A 90 anni compiuti il produttore Dino De Laurentiis ha idee chiare e voglia di pensare al futuro. Intervistato dal Sole 24 Ore il produttore, appena premiato con un riconoscimento  per la carriera  dall’Istituto Italiano di Cultura di Los Angeles, fa il punto sulla situazione sul cinema italiano.  Un’analisi, quella di De Laurentiis,  lucida e a tratti impietosa.

«I film italiani in America –  dove De Laurentiis vive e lavora –  non arrivano. Ne vedo pochi. E questo è il grande problema. I registi italiani non raccontano grandi storie, non hanno capito che solo una grande storia valica i confini nazionali»
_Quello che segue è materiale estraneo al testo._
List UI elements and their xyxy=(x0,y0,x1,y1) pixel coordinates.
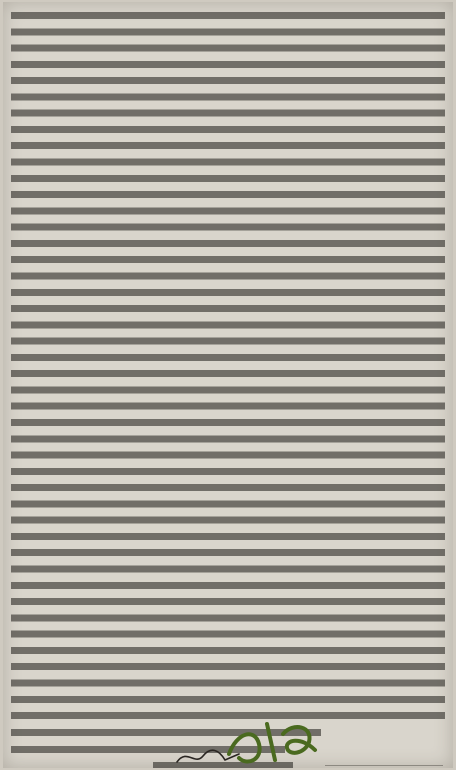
footer-text-line xyxy=(11,746,285,753)
auction-notice-body xyxy=(11,8,445,724)
footer-text-line xyxy=(11,729,321,736)
notice-footer xyxy=(3,724,453,768)
registry-office-signature-line xyxy=(325,749,443,766)
newspaper-clipping xyxy=(3,2,453,768)
footer-text-line xyxy=(153,762,293,768)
Idee precise anche sul momento in cui il nostro cinema ha iniziato la sua parabola discendente: il 1965, quando è passata la legge Corona che cambiava le regole per accedere ai finanziamenti pubblici. Per De Laurentiis una legge sbagliata: «Richiede che per definire un film “italiano”, e candidarlo quindi a ricevere finanziamenti pubblici, devono essere italiani il regista, la metà degli sceneggiatori tre quarti degli attori e dei tecnici. Una limitazione che ha tarpato le ali alle produzioni, alla creatività, alla libertà. È anche per questo motivo che me ne sono andato dall’Italia per lavorare in America». Il problema, quindi, non sono i finanziamenti dello Stato, ma l’eccesso di norme per accedervi.

Quadro decisamente diverso, invece, negli Usa: «In America l’industria del cinema fattura più dell’industria aeronautica o dell’auto. Perché i produttori possono fare gli imprenditori, liberamente, senza fare domande in carta bollata e senza dover chiedere montagne di permessi».